Knecht emphasized this was not a security breach, stating "This was not an attack."
He concluded by acknowledging customer trust: "The trust our customers place in us is what we value the most and we are going to do what it takes to earn that back."
“An outage like today is unacceptable. We've architected our systems to be highly resilient to failure to ensure traffic will always continue to flow. When we've had outages in the past it's always led to us building new, more resilient systems.
On behalf of the entire team at Cloudflare, I would like to apologize for the pain we caused the Internet today.” Cloudflare blog
Are Internet Outages Happening More Often?
After seeing three major outages in less than a month, you might wonder if the internet is becoming less reliable. The answer is more complicated than a simple yes or no.
Recent Pattern of Major Outages:
November saw the Cloudflare disruption, but it wasn't an isolated incident. Amazon Web Services experienced a major outage in October 2025 that prevented people from ordering coffee through apps and controlling their smart home devices. Days after that, Microsoft's Azure cloud service went down. In 2024, a CrowdStrike software update caused one of the biggest disruptions in recent history, affecting businesses, flights, and hospitals worldwide.
The Numbers Tell an Interesting Story:
Cisco's network monitoring service tracked 12 major outages in 2025 so far, compared to 23 in 2024, 13 in 2023, and 10 in 2022. According to experts, the actual number of outages has remained consistent over time.

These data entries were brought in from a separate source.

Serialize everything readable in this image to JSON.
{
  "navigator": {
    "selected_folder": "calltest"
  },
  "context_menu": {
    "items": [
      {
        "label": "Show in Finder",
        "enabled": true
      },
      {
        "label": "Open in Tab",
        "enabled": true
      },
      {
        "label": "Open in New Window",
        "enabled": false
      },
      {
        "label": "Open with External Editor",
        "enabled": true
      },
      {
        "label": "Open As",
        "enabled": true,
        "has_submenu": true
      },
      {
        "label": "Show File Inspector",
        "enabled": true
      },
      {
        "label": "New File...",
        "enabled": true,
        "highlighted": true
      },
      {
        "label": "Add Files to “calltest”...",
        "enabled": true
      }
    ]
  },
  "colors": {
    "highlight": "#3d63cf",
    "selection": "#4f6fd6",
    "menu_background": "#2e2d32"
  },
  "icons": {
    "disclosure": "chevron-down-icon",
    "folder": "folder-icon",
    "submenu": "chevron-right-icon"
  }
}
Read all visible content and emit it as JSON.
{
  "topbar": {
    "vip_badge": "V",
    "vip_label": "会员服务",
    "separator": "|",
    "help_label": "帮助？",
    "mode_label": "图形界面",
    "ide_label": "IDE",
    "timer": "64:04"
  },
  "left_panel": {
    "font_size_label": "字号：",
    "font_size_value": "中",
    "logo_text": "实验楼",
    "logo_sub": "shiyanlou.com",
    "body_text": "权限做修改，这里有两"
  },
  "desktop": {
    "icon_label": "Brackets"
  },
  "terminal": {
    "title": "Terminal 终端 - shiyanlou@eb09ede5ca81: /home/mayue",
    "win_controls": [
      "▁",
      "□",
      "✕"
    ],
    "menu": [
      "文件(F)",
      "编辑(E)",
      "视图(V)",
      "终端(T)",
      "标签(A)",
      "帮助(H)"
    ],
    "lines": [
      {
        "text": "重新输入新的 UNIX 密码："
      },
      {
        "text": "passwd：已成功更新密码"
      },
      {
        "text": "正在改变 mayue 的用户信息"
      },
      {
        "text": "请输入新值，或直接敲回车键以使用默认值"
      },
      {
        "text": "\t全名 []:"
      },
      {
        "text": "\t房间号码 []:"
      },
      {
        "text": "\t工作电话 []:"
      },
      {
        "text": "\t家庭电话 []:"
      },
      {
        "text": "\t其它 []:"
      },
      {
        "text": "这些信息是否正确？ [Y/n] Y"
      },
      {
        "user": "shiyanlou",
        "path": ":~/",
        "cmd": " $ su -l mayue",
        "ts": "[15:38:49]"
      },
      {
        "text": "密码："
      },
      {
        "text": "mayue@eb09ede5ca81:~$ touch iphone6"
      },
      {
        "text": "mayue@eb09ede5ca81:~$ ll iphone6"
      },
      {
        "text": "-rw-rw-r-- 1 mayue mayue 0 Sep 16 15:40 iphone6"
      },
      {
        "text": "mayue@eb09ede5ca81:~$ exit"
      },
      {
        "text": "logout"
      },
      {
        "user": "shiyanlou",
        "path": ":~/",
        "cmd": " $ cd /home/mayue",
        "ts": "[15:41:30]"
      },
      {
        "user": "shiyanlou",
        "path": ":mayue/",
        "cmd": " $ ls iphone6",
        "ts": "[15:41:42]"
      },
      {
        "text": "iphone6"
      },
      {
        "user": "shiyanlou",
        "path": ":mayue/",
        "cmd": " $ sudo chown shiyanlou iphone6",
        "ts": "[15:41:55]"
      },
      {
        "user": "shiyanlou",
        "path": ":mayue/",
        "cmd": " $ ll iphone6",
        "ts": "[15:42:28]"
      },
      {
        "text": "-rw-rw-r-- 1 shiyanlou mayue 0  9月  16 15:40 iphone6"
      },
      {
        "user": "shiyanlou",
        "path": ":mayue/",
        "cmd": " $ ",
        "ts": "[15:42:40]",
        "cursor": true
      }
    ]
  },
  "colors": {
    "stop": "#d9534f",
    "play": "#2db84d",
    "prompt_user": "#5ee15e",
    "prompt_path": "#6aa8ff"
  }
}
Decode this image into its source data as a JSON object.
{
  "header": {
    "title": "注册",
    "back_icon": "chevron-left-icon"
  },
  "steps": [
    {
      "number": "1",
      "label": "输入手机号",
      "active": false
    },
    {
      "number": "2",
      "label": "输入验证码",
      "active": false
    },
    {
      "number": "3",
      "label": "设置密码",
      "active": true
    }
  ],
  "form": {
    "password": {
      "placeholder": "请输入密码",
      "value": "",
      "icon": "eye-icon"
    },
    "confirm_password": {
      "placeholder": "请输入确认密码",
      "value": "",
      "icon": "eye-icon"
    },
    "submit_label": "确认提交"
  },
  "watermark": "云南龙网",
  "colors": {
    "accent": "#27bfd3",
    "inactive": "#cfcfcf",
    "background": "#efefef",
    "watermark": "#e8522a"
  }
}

Why It Feels Like More Outages:
The key difference is impact scale. Angelique Medina from Cisco ThousandEyes explained to CNN that while outage numbers stay steady, "the number of sites and applications dependent on these services has increased, making them more disruptive to users."
Here's what's changed:
- Fewer companies now provide critical infrastructure for most websites
- When Amazon, Microsoft, or Cloudflare goes down, thousands of services fail simultaneously
- Millions of users get affected at once instead of isolated groups
- Social media amplifies complaints, making every outage highly visible
The internet has created what experts call "single points of failure" where one company's problem cascades across the entire web.